Now 150 BTec qualifications – which bridged the gap for teenagers – are being scrapped, replaced by new T-levels, which again narrow the choices. According to the EDSK report, few of these young people receive career advice, which now constitutes a "disjointed and confusing landscape" of contractor providers. Long gone is the Labour's Connections service for teenagers that offered employment, mental health and career advice, all services aimed at "other people's children" quietly swept away during the first austerity cuts of 2010.
 


Paul Johnson, the director of the IFS whose BBC Analysis program, The Forgotten Half, explored the inferior treatment of the half of school leavers not heading for university, tells me: “I got the sense from politicians and civil servants that FE is not in their blood, never a priority; these courses are unknown to them or their children. Heads of FE colleges have none of the power of vice chancellors, everything is stacked against them.” FE teachers are paid considerably less than school teachers. The fear is that the Covid generation is producing an even larger cohort of lost school leavers, faring even worse, having drifted away in the lockdown, with utterly inadequate catchup support. The now axed national tutoring programme was outsourced to a company, Randstad, that failed miserably.

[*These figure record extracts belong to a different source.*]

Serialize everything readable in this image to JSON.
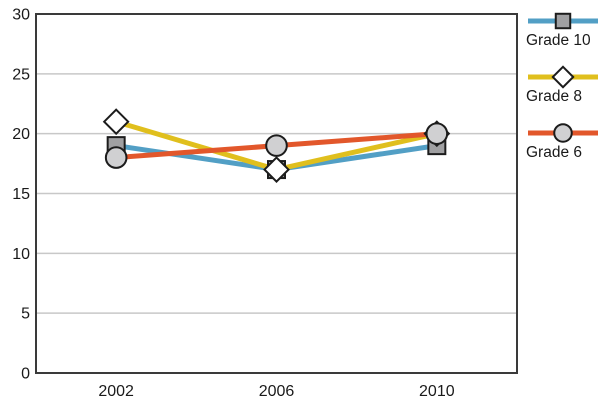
{
  "chart_data": {
    "type": "line",
    "title": "",
    "xlabel": "",
    "ylabel": "",
    "categories": [
      "2002",
      "2006",
      "2010"
    ],
    "series": [
      {
        "name": "Grade 10",
        "values": [
          19,
          17,
          19
        ],
        "line_color": "#529FC5",
        "marker": "square",
        "marker_fill": "#A0A0A2"
      },
      {
        "name": "Grade 8",
        "values": [
          21,
          17,
          20
        ],
        "line_color": "#E0BF1D",
        "marker": "diamond",
        "marker_fill": "#FFFFFF"
      },
      {
        "name": "Grade 6",
        "values": [
          18,
          19,
          20
        ],
        "line_color": "#E2572B",
        "marker": "circle",
        "marker_fill": "#D0D0D2"
      }
    ],
    "ylim": [
      0,
      30
    ],
    "yticks": [
      0,
      5,
      10,
      15,
      20,
      25,
      30
    ],
    "grid": true,
    "legend_position": "right"
  },
  "colors": {
    "background": "#FFFFFF",
    "plot_border": "#3A3A3A",
    "gridline": "#C8C8C8",
    "marker_stroke": "#1C1C1C",
    "text": "#1A1A1A"
  }
}
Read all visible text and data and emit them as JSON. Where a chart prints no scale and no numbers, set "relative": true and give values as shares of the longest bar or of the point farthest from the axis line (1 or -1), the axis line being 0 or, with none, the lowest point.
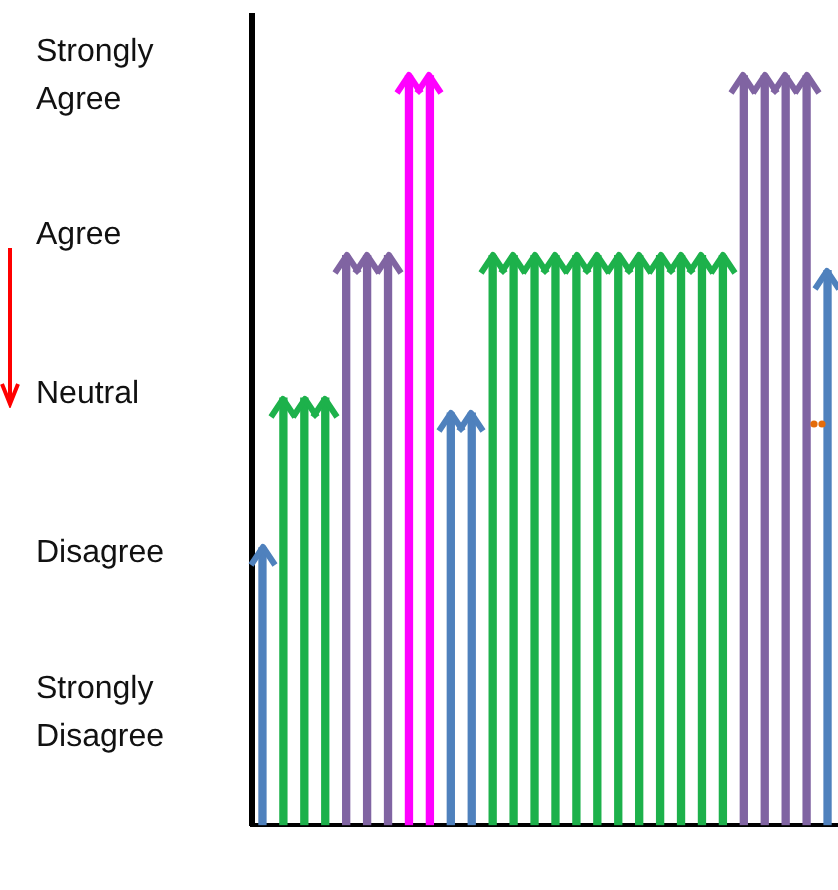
{
  "chart_data": {
    "type": "bar",
    "relative": true,
    "categories": [
      null,
      null,
      null,
      null,
      null,
      null,
      null,
      null,
      null,
      null,
      null,
      null,
      null,
      null,
      null,
      null,
      null,
      null,
      null,
      null,
      null,
      null,
      null,
      null,
      null,
      null,
      null,
      null
    ],
    "values": [
      0.37,
      0.57,
      0.57,
      0.57,
      0.76,
      0.76,
      0.76,
      1,
      1,
      0.55,
      0.55,
      0.76,
      0.76,
      0.76,
      0.76,
      0.76,
      0.76,
      0.76,
      0.76,
      0.76,
      0.76,
      0.76,
      0.76,
      1,
      1,
      1,
      1,
      0.74
    ],
    "colors": [
      "#4f81bd",
      "#1db14b",
      "#1db14b",
      "#1db14b",
      "#8064a2",
      "#8064a2",
      "#8064a2",
      "#ff00ff",
      "#ff00ff",
      "#4f81bd",
      "#4f81bd",
      "#1db14b",
      "#1db14b",
      "#1db14b",
      "#1db14b",
      "#1db14b",
      "#1db14b",
      "#1db14b",
      "#1db14b",
      "#1db14b",
      "#1db14b",
      "#1db14b",
      "#1db14b",
      "#8064a2",
      "#8064a2",
      "#8064a2",
      "#8064a2",
      "#4f81bd"
    ],
    "annotations": [
      "Strongly Agree",
      "Agree",
      "Neutral",
      "Disagree",
      "Strongly Disagree"
    ],
    "grid": false,
    "legend": false
  }
}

The Sutton Trust, which measures how much birth remains destiny, expects a 12% reduction in social mobility as a result of Covid and the government’s failure to invest in rescuing those lost children. Lee Elliot Major, a co-author of the study and professor of social mobility at Exeter University, says: “Stark learning losses, suffered disproportionately by poorer pupils during the pandemic, will leave long-term scars for current generations.” The education select committee warns of an “epidemic” of educational inequality.

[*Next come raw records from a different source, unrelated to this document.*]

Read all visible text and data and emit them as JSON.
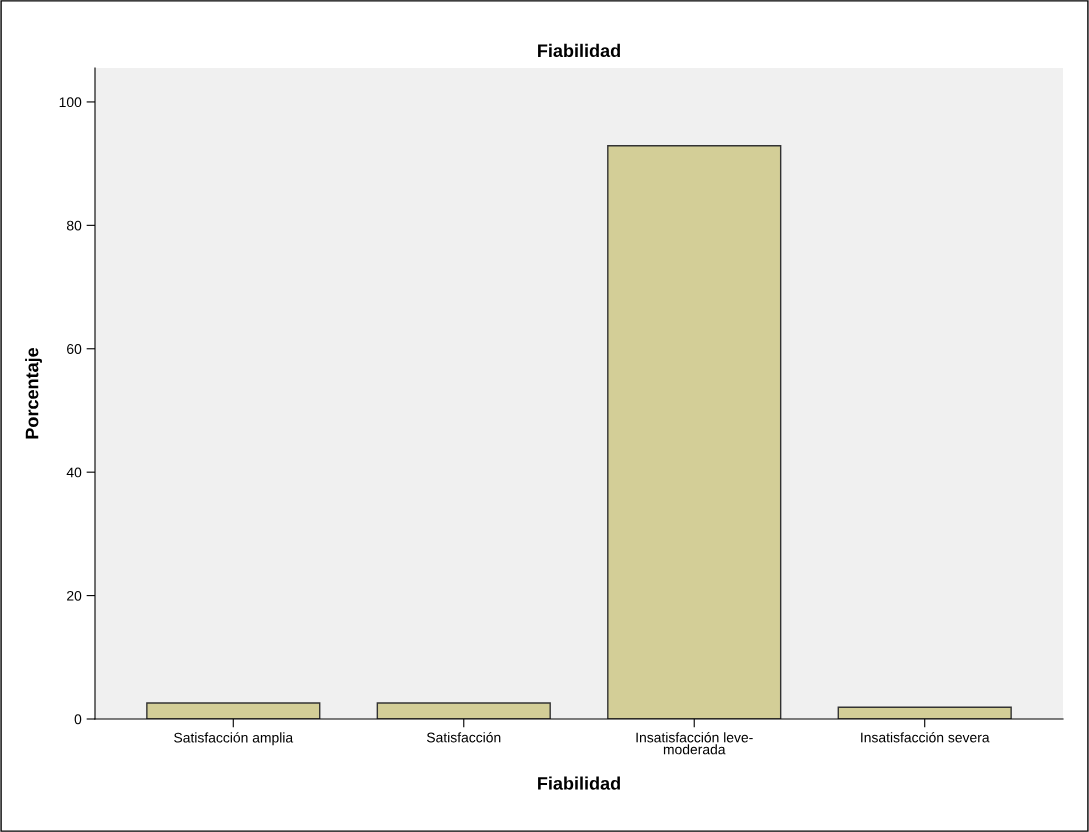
{
  "chart_data": {
    "type": "bar",
    "title": "Fiabilidad",
    "xlabel": "Fiabilidad",
    "ylabel": "Porcentaje",
    "categories": [
      "Satisfacción amplia",
      "Satisfacción",
      "Insatisfacción leve-\nmoderada",
      "Insatisfacción severa"
    ],
    "values": [
      2.6,
      2.6,
      92.9,
      1.9
    ],
    "color": "#d3ce97",
    "ylim": [
      0,
      105.5
    ],
    "yticks": [
      0,
      20,
      40,
      60,
      80,
      100
    ],
    "grid": false
  }
}
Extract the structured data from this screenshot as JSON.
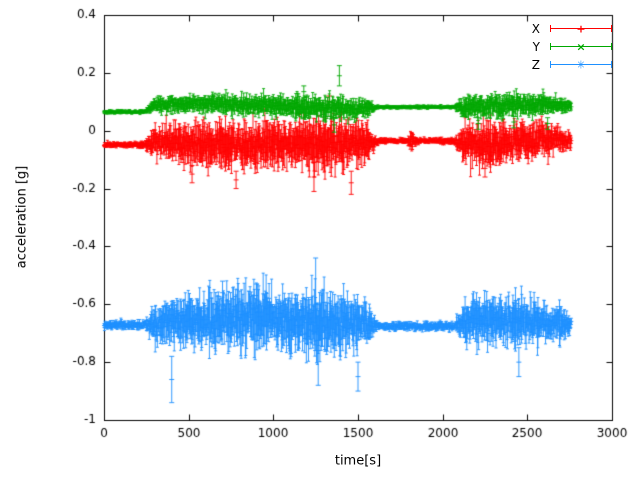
{
  "chart_data": {
    "type": "scatter",
    "subtype": "yerrorbars-time-series",
    "title": "",
    "xlabel": "time[s]",
    "ylabel": "acceleration [g]",
    "xlim": [
      0,
      3000
    ],
    "ylim": [
      -1,
      0.4
    ],
    "x_ticks": [
      0,
      500,
      1000,
      1500,
      2000,
      2500,
      3000
    ],
    "x_tick_labels": [
      "0",
      "500",
      "1000",
      "1500",
      "2000",
      "2500",
      "3000"
    ],
    "y_ticks": [
      -1,
      -0.8,
      -0.6,
      -0.4,
      -0.2,
      0,
      0.2,
      0.4
    ],
    "y_tick_labels": [
      "-1",
      "-0.8",
      "-0.6",
      "-0.4",
      "-0.2",
      "0",
      "0.2",
      "0.4"
    ],
    "t_start": 0,
    "t_end": 2760,
    "grid": false,
    "legend_position": "top right",
    "series": [
      {
        "name": "X",
        "color": "#ff0000",
        "marker": "+",
        "baseline": [
          [
            0,
            -0.048
          ],
          [
            240,
            -0.048
          ],
          [
            300,
            -0.035
          ],
          [
            500,
            -0.045
          ],
          [
            800,
            -0.05
          ],
          [
            1100,
            -0.045
          ],
          [
            1400,
            -0.05
          ],
          [
            1600,
            -0.04
          ],
          [
            1640,
            -0.035
          ],
          [
            2060,
            -0.035
          ],
          [
            2110,
            -0.045
          ],
          [
            2400,
            -0.04
          ],
          [
            2550,
            -0.03
          ],
          [
            2760,
            -0.035
          ]
        ],
        "noise": [
          [
            0,
            0.008
          ],
          [
            240,
            0.008
          ],
          [
            290,
            0.045
          ],
          [
            450,
            0.055
          ],
          [
            700,
            0.07
          ],
          [
            900,
            0.065
          ],
          [
            1100,
            0.06
          ],
          [
            1250,
            0.085
          ],
          [
            1400,
            0.07
          ],
          [
            1550,
            0.055
          ],
          [
            1610,
            0.008
          ],
          [
            1790,
            0.008
          ],
          [
            1815,
            0.03
          ],
          [
            1845,
            0.008
          ],
          [
            2070,
            0.008
          ],
          [
            2120,
            0.055
          ],
          [
            2300,
            0.065
          ],
          [
            2500,
            0.055
          ],
          [
            2650,
            0.045
          ],
          [
            2760,
            0.02
          ]
        ],
        "spikes": [
          [
            520,
            -0.15,
            0.03
          ],
          [
            780,
            -0.17,
            0.03
          ],
          [
            1240,
            -0.16,
            0.05
          ],
          [
            1330,
            0.1,
            0.02
          ],
          [
            1460,
            -0.18,
            0.04
          ],
          [
            2250,
            -0.13,
            0.03
          ]
        ]
      },
      {
        "name": "Y",
        "color": "#00a800",
        "marker": "×",
        "baseline": [
          [
            0,
            0.065
          ],
          [
            240,
            0.065
          ],
          [
            300,
            0.09
          ],
          [
            700,
            0.092
          ],
          [
            1000,
            0.085
          ],
          [
            1300,
            0.08
          ],
          [
            1500,
            0.075
          ],
          [
            1620,
            0.082
          ],
          [
            2060,
            0.082
          ],
          [
            2150,
            0.08
          ],
          [
            2400,
            0.09
          ],
          [
            2600,
            0.092
          ],
          [
            2760,
            0.085
          ]
        ],
        "noise": [
          [
            0,
            0.006
          ],
          [
            240,
            0.006
          ],
          [
            300,
            0.022
          ],
          [
            700,
            0.028
          ],
          [
            1100,
            0.03
          ],
          [
            1350,
            0.035
          ],
          [
            1550,
            0.028
          ],
          [
            1610,
            0.005
          ],
          [
            2070,
            0.005
          ],
          [
            2130,
            0.035
          ],
          [
            2400,
            0.032
          ],
          [
            2650,
            0.028
          ],
          [
            2760,
            0.012
          ]
        ],
        "spikes": [
          [
            1180,
            0.135,
            0.02
          ],
          [
            1360,
            0.02,
            0.025
          ],
          [
            1390,
            0.19,
            0.035
          ],
          [
            2210,
            0.025,
            0.02
          ],
          [
            2420,
            0.03,
            0.02
          ],
          [
            2620,
            0.025,
            0.02
          ]
        ]
      },
      {
        "name": "Z",
        "color": "#1e90ff",
        "marker": "✳",
        "baseline": [
          [
            0,
            -0.672
          ],
          [
            240,
            -0.672
          ],
          [
            320,
            -0.665
          ],
          [
            700,
            -0.655
          ],
          [
            900,
            -0.645
          ],
          [
            1100,
            -0.66
          ],
          [
            1300,
            -0.67
          ],
          [
            1550,
            -0.668
          ],
          [
            1620,
            -0.676
          ],
          [
            2060,
            -0.676
          ],
          [
            2130,
            -0.665
          ],
          [
            2300,
            -0.655
          ],
          [
            2500,
            -0.66
          ],
          [
            2760,
            -0.67
          ]
        ],
        "noise": [
          [
            0,
            0.012
          ],
          [
            240,
            0.012
          ],
          [
            300,
            0.05
          ],
          [
            450,
            0.07
          ],
          [
            650,
            0.08
          ],
          [
            850,
            0.09
          ],
          [
            1000,
            0.075
          ],
          [
            1200,
            0.09
          ],
          [
            1300,
            0.1
          ],
          [
            1450,
            0.08
          ],
          [
            1560,
            0.06
          ],
          [
            1615,
            0.012
          ],
          [
            2070,
            0.012
          ],
          [
            2130,
            0.06
          ],
          [
            2250,
            0.075
          ],
          [
            2450,
            0.07
          ],
          [
            2600,
            0.06
          ],
          [
            2700,
            0.05
          ],
          [
            2760,
            0.025
          ]
        ],
        "spikes": [
          [
            400,
            -0.86,
            0.08
          ],
          [
            700,
            -0.56,
            0.04
          ],
          [
            900,
            -0.57,
            0.04
          ],
          [
            1250,
            -0.6,
            0.16
          ],
          [
            1265,
            -0.76,
            0.12
          ],
          [
            1500,
            -0.85,
            0.05
          ],
          [
            2450,
            -0.8,
            0.05
          ]
        ]
      }
    ]
  }
}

Just when there should be maximum investment, encouragement and leeway for those damaged by the lockdown years, the government plans to deny student loans to any child without English and maths GCSEs: that stops chances for the most deprived to catch up. A quarter of free school meals pupils who would like to reach university would be rejected, no second chances for them.

In her inaugural speech last week, the head of the Social Mobility Commission, Katharine Birbalsingh, drew criticism for downplaying the importance of working-class children reaching Oxbridge. "If a child of long-term unemployed or never-worked parents gets a good job in their area, isn't that a success worth celebrating?" It is, but that success needs a burst of investment in a second chance for those who have failed in the school system. With near-fixed life chances in the early years, Labour's pledge to restore the vandalized Sure Start scheme for the youngest children has the best chance of bringing lifelong success.

In Johnson's Great Loud Decline, among his many sins, lies, and broken promises to "beat the world" everything, leveling up is his cruelest deception. But the severe damage to life chances really began when the austerity ax of 2010 fell on 'Godawful' everywhere and on everything that falls under the radar of most Tory MPs.